Estes brasilianos julgam que é possível conquistar Rio Grande com seis a oito navios e iates, uma vez que os portugueses não contam com amigos entre os brasilianos mais ao norte; cujo brasilianos de várias regiões logo se associaram conosco: a saber duas espécies de tapuias com muita gente e de grande estatura. Eles lutam com dardos sem arco, e moram em Yguasu, Guararick e vizinhança. Também os jandouys, que também lutam com dardos manuais, os quais vivem detrás dos tapuias no interior; os lugares deles se chamam Ytsyoso, Pinodua, Ariguanrick etc.
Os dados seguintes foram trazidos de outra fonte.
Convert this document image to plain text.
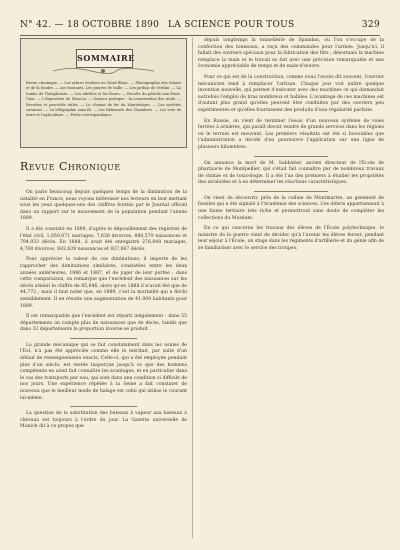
N° 42. — 18 OCTOBRE 1890 LA SCIENCE POUR TOUS	329
SOMMAIRE
Revue chronique. — Les arbres fruitiers au Mont-Blanc. — Photographie des éclairs et de la foudre. — Arc-boutants. Les pierres de taille. — Les jardins de Verdun. — La tombe de Théophraste. — Les abeilles et les fleurs. — Récolte du pétrole aux États-Unis. — L'Exposition de Moscou. — Science pratique : la conservation des œufs. — Recettes et procédés utiles. — Le chemin de fer du Monténégro. — Les sociétés savantes. — La télégraphie sans fil. — Les bâtiments des Chambres. — Les vers de terre et l'agriculture. — Petite correspondance.
Revue Chronique

On parle beaucoup depuis quelques temps de la diminution de la natalité en France, nous voyons intéresser nos lecteurs en leur mettant sous les yeux quelques-uns des chiffres fournis par le Journal officiel dans un rapport sur le mouvement de la population pendant l'année 1889.

Il a été constaté en 1889, d'après le dépouillement des registres de l'état civil, 1,859,071 mariages, 7,638 divorces, 880,579 naissances et 794,933 décès. En 1888, il avait été enregistré 276,848 mariages, 4,708 divorces, 882,639 naissances et 837,867 décès.

Pour apprécier la valeur de ces diminutions, il importe de les rapprocher des diminutions similaires, constatées entre les deux années antérieures, 1886 et 1887, et de juger de leur portée ; dans cette comparaison, on remarque que l'excédent des naissances sur les décès atteint le chiffre de 85,646, alors qu'en 1888 il n'avait été que de 44,772 ; mais il faut noter que, en 1889, c'est la mortalité qui a fléchi sensiblement. Il en résulte une augmentation de 41,000 habitants pour 1889.

Il est remarquable que l'excédent est réparti inégalement : dans 55 départements on compte plus de naissances que de décès, tandis que dans 32 départements la proportion inverse se produit.

La grande mécanique qui se fait constamment dans les usines de l'Est, n'a pas été appréciée comme elle le méritait, par suite d'un défaut de renseignements exacts. Celle-ci, qui a été employée pendant plus d'un siècle, est restée inaperçue jusqu'à ce que des hommes compétents en aient fait connaître les avantages, et en particulier dans le cas des transports par eau, qui sont dans une condition si difficile de nos jours. Une expérience répétée à la Seine a fait constater de nouveau que le meilleur mode de halage est celui qui utilise le courant lui-même.

La question de la substitution des bateaux à vapeur aux bateaux à chevaux est toujours à l'ordre du jour. La Gazette universelle de Munich dit à ce propos que

depuis longtemps la tonnellerie de Spandau, où l'on s'occupe de la confection des tonneaux, a reçu des commandes pour l'armée. Jusqu'ici, il fallait des ouvriers spéciaux pour la fabrication des fûts ; désormais la machine remplace la main et le travail se fait avec une précision remarquable et une économie appréciable de temps et de main-d'œuvre.

Pour ce qui est de la construction, comme nous l'avons dit souvent, l'ouvrier mécanicien tend à remplacer l'artisan. Chaque jour voit naître quelque invention nouvelle, qui permet d'exécuter avec des machines ce qui demandait autrefois l'emploi de bras nombreux et habiles. L'avantage de ces machines est d'autant plus grand qu'elles peuvent être conduites par des ouvriers peu expérimentés et qu'elles fournissent des produits d'une régularité parfaite.

En Russie, on vient de terminer l'essai d'un nouveau système de voies ferrées à ornières, qui paraît devoir rendre de grands services dans les régions où le terrain est mouvant. Les premiers résultats ont été si favorables que l'administration a décidé d'en poursuivre l'application sur une ligne de plusieurs kilomètres.

On annonce la mort de M. Sabbatier, ancien directeur de l'École de pharmacie de Montpellier, qui s'était fait connaître par de nombreux travaux de chimie et de toxicologie. Il a été l'un des premiers à étudier les propriétés des alcaloïdes et à en déterminer les réactions caractéristiques.

On vient de découvrir, près de la colline de Montmartre, un gisement de fossiles qui a été signalé à l'Académie des sciences. Ces débris appartiennent à une faune tertiaire très riche et permettront sans doute de compléter les collections du Muséum.

En ce qui concerne les travaux des élèves de l'École polytechnique, le ministre de la guerre vient de décider qu'à l'avenir les élèves feront, pendant leur séjour à l'École, un stage dans les régiments d'artillerie et du génie afin de se familiariser avec le service des troupes.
E note-se que em Araguanuch se encontra a pedra azul que chamam Ytawuh[10], da qual eles fazem contas; e nós pensamos que se trata do acori[11], cujo peso pagam em ouro na costa da Guiné.
Além de que estas nações – e sobretudo os potiguares que vivem detrás da Baía da Traição – gostariam muito de ajudar-nos a combater os portugueses no interior da Paraíba e de Pernambuco, pelo que lhes infligiríamos o maior prejuízo: eles não têm inconveniente em marchar umas cem léguas contra seus inimigos, tendo os do Ceará – na presença do nosso Gaspar – combatido os portugueses até o rio Camusipe – onde lhe feriram a panturrilha que ainda está com a bala nela – a uma distância de mais de 50 léguas de lá; como também nos tempos do Balduíno Hendricksz do Ceará à Baía da Traição, que são mais de 100 léguas.
Devem portanto o quanto antes – porque se aproxima a monção do norte com a qual é fácil de voltar – mandar dez a doze navios medianos e iates, tripulados com 600, 800 a novecentos soldados e 300 a quatrocentos marinheiros ou quantos podem sem problema dispensar durante algum tempo – ao Rio Grande sob experimentados comandantes para atacar seu castelo e conquista-lo com a ajuda de Deus. E quando este lugar resulta estar mais forte ou melhor guarnecido do que pensamos, devemos atacá-lo por meio de trincheiras e tratar de convencer os brasilianos acima mencionados a que nos assistam; também mandar a essa campanha os nossos acima mencionados brasilianos. Esta gente deve ser provida de víveres para 3 a 4 meses, e também – por princípio – algumas carregações[14] para comprar mais vitualhas e estabelecer o negócio; e não duvidamos que eles contenham boa quantidade de farinha, ervilhas, feijão, e outras vitualhas dos selvagens para mandar a Pernambuco. Logo depois da realização dessa tarefa devem tratar de ocupar os quatros engenhos de açúcar que se encontram a norte da Paraíba – que apenas são defendidos – ou tratar de negociar com eles para trocar nossas mercadorias pelos açucares deles, e dessa forma começar a estabelecer o negócio. Também o pau-brasil pode ser cortado lá em grandes quantidades e sem perigo, principalmente o de Piranga, que fica a pouca distância.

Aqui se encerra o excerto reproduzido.